Illustration credit: A.E. Kieren
De Brouwer is nothing if not ambitious. When asked for a big-picture take on Scanadu’s current plans, he responds, “We want to give seven billion people access to quality healthcare on their smartphones … Scanadu’s mission is to make this the last generation to know so little about its health.”
And yet when one hears the story that prompted De Brouwer to found the company, that overarching ambition takes on an achingly human dimension. “In 2005 my wife and I spent a year in the hospital with our son, who had suffered a severe brain injury,” he recalls. “We were completely in the dark about medicine and felt such a sense of powerlessness.” Rather than lash out or shrink within, De Brouwer went to work. “We began to log the numbers on the machines and teach ourselves what certain patterns meant. Once we understood the data, we felt at ease and were able to have better conversations with the doctors and even help other people in the hospital make better sense of their situations.”
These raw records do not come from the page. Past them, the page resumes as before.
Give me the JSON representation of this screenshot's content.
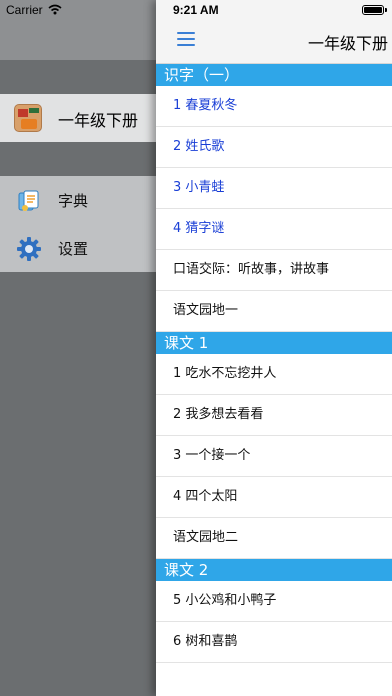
{
  "status": {
    "carrier": "Carrier",
    "time": "9:21 AM"
  },
  "sidebar": {
    "book_label": "一年级下册",
    "menu": [
      {
        "label": "字典",
        "icon": "dictionary-icon"
      },
      {
        "label": "设置",
        "icon": "gear-icon"
      }
    ]
  },
  "header": {
    "title": "一年级下册",
    "menu_icon": "hamburger-menu-icon"
  },
  "sections": [
    {
      "title": "识字（一）",
      "items": [
        {
          "label": "1 春夏秋冬",
          "highlight": true
        },
        {
          "label": "2 姓氏歌",
          "highlight": true
        },
        {
          "label": "3 小青蛙",
          "highlight": true
        },
        {
          "label": "4 猜字谜",
          "highlight": true
        },
        {
          "label": "口语交际：听故事，讲故事",
          "highlight": false
        },
        {
          "label": "语文园地一",
          "highlight": false
        }
      ]
    },
    {
      "title": "课文 1",
      "items": [
        {
          "label": "1 吃水不忘挖井人",
          "highlight": false
        },
        {
          "label": "2 我多想去看看",
          "highlight": false
        },
        {
          "label": "3 一个接一个",
          "highlight": false
        },
        {
          "label": "4 四个太阳",
          "highlight": false
        },
        {
          "label": "语文园地二",
          "highlight": false
        }
      ]
    },
    {
      "title": "课文 2",
      "items": [
        {
          "label": "5 小公鸡和小鸭子",
          "highlight": false
        },
        {
          "label": "6 树和喜鹊",
          "highlight": false
        }
      ]
    }
  ],
  "colors": {
    "section_bg": "#2fa6e8",
    "highlight_text": "#1a3fd6",
    "accent": "#3a7fd5"
  }
}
He also found inspiration in, of all places, Star Trek—specifically, the handheld medical Tricorder used by Dr. Leonard “Bones” McCoy to take basic vital measurements and instantly diagnose medical conditions. “I saw Star Trek not as a TV series but as a business model. For me, the Tricorder was the ultimate device,” he says.
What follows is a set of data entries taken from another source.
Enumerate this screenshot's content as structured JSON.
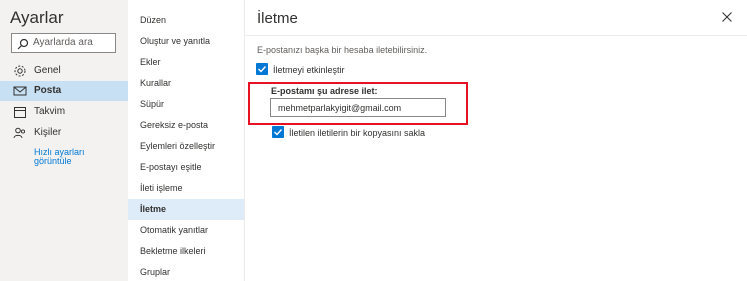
{
  "sidebar": {
    "title": "Ayarlar",
    "search_placeholder": "Ayarlarda ara",
    "items": [
      {
        "label": "Genel"
      },
      {
        "label": "Posta"
      },
      {
        "label": "Takvim"
      },
      {
        "label": "Kişiler"
      }
    ],
    "quick_link_line1": "Hızlı ayarları",
    "quick_link_line2": "görüntüle"
  },
  "submenu": {
    "items": [
      {
        "label": "Düzen"
      },
      {
        "label": "Oluştur ve yanıtla"
      },
      {
        "label": "Ekler"
      },
      {
        "label": "Kurallar"
      },
      {
        "label": "Süpür"
      },
      {
        "label": "Gereksiz e-posta"
      },
      {
        "label": "Eylemleri özelleştir"
      },
      {
        "label": "E-postayı eşitle"
      },
      {
        "label": "İleti işleme"
      },
      {
        "label": "İletme"
      },
      {
        "label": "Otomatik yanıtlar"
      },
      {
        "label": "Bekletme ilkeleri"
      },
      {
        "label": "Gruplar"
      }
    ],
    "selected": "İletme"
  },
  "main": {
    "title": "İletme",
    "description": "E-postanızı başka bir hesaba iletebilirsiniz.",
    "enable_forwarding_label": "İletmeyi etkinleştir",
    "enable_forwarding_checked": true,
    "forward_to_label": "E-postamı şu adrese ilet:",
    "forward_to_value": "mehmetparlakyigit@gmail.com",
    "keep_copy_label": "İletilen iletilerin bir kopyasını sakla",
    "keep_copy_checked": true
  },
  "colors": {
    "accent": "#0078d4",
    "highlight_box": "#e81123",
    "sidebar_bg": "#f3f2f1",
    "active_nav_bg": "#c7e0f4",
    "active_submenu_bg": "#deecf9"
  }
}
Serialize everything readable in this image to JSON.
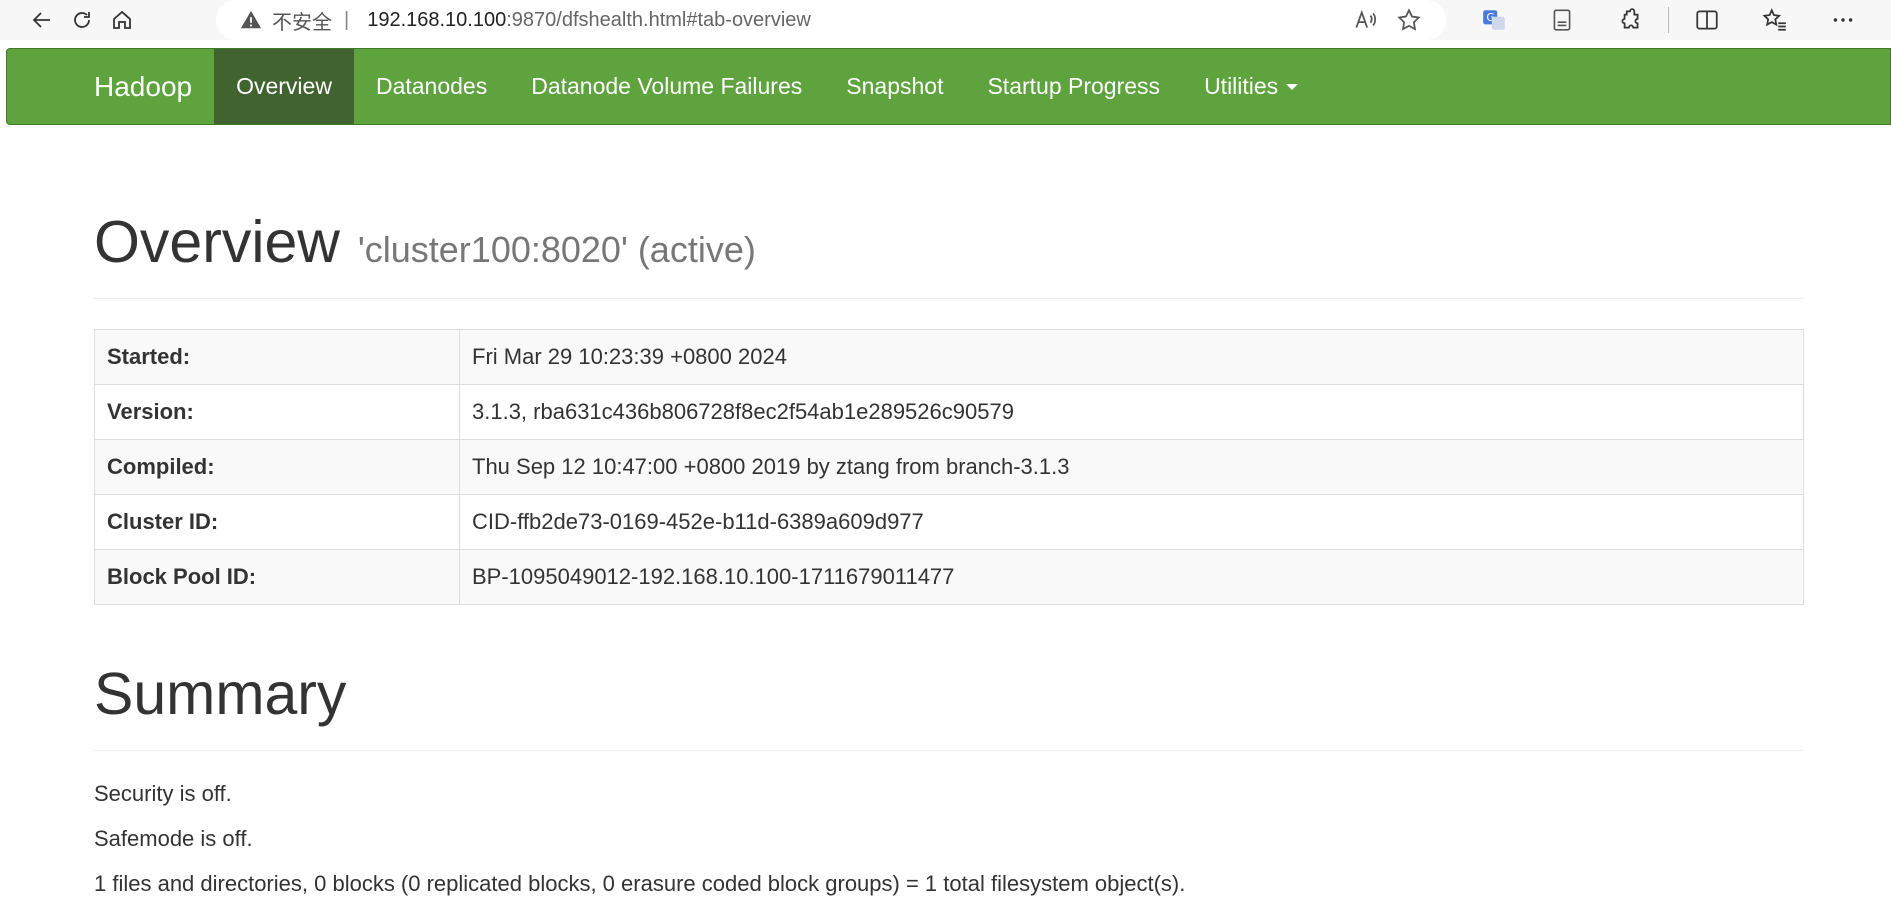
{
  "browser": {
    "security_label": "不安全",
    "separator": "|",
    "url_host": "192.168.10.100",
    "url_rest": ":9870/dfshealth.html#tab-overview"
  },
  "navbar": {
    "brand": "Hadoop",
    "items": [
      {
        "label": "Overview",
        "active": true
      },
      {
        "label": "Datanodes",
        "active": false
      },
      {
        "label": "Datanode Volume Failures",
        "active": false
      },
      {
        "label": "Snapshot",
        "active": false
      },
      {
        "label": "Startup Progress",
        "active": false
      },
      {
        "label": "Utilities",
        "active": false
      }
    ],
    "color": "#5fa33e",
    "active_color": "#41632f"
  },
  "overview": {
    "title": "Overview",
    "subtitle": "'cluster100:8020' (active)",
    "rows": [
      {
        "key": "Started:",
        "value": "Fri Mar 29 10:23:39 +0800 2024"
      },
      {
        "key": "Version:",
        "value": "3.1.3, rba631c436b806728f8ec2f54ab1e289526c90579"
      },
      {
        "key": "Compiled:",
        "value": "Thu Sep 12 10:47:00 +0800 2019 by ztang from branch-3.1.3"
      },
      {
        "key": "Cluster ID:",
        "value": "CID-ffb2de73-0169-452e-b11d-6389a609d977"
      },
      {
        "key": "Block Pool ID:",
        "value": "BP-1095049012-192.168.10.100-1711679011477"
      }
    ]
  },
  "summary": {
    "title": "Summary",
    "lines": [
      "Security is off.",
      "Safemode is off.",
      "1 files and directories, 0 blocks (0 replicated blocks, 0 erasure coded block groups) = 1 total filesystem object(s)."
    ]
  }
}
Scanadu’s real-life take on the Tricorder, the Scanadu Scout, has already captured the imagination of health-tech wonks and consumers (who, in 2013, backed it to 1,662% of its initial funding goal) alike. Shaped like a hockey puck, the sensor- packed Scout can measure an individual’s temperature, heart and respiratory rates, oximetry and blood pressure. “This is the first time someone has been able to deliver blood pressure readings without a cuff or SP02 readings without a clip,” De Brouwer says. Some 4,000 Scout users are now participating in a Scripps Translations Science Institute trial. De Brouwer notes that the firm is “keeping in close lockstep with FDA guidelines.”
All of this is to say that De Brouwer’s vision of the future is, well, pretty darn cool. “We’ll see toothbrushes that measure fluoride, remember cavities and notify you of bad breath. Combs will screen follicles, report dandruff density and scan for fungus or lice,” he predicts. “For Scanadu specifically, our tools will help take the fear out of medicine. By giving consumers the power of data and knowledge, we will rewrite the future of our health.”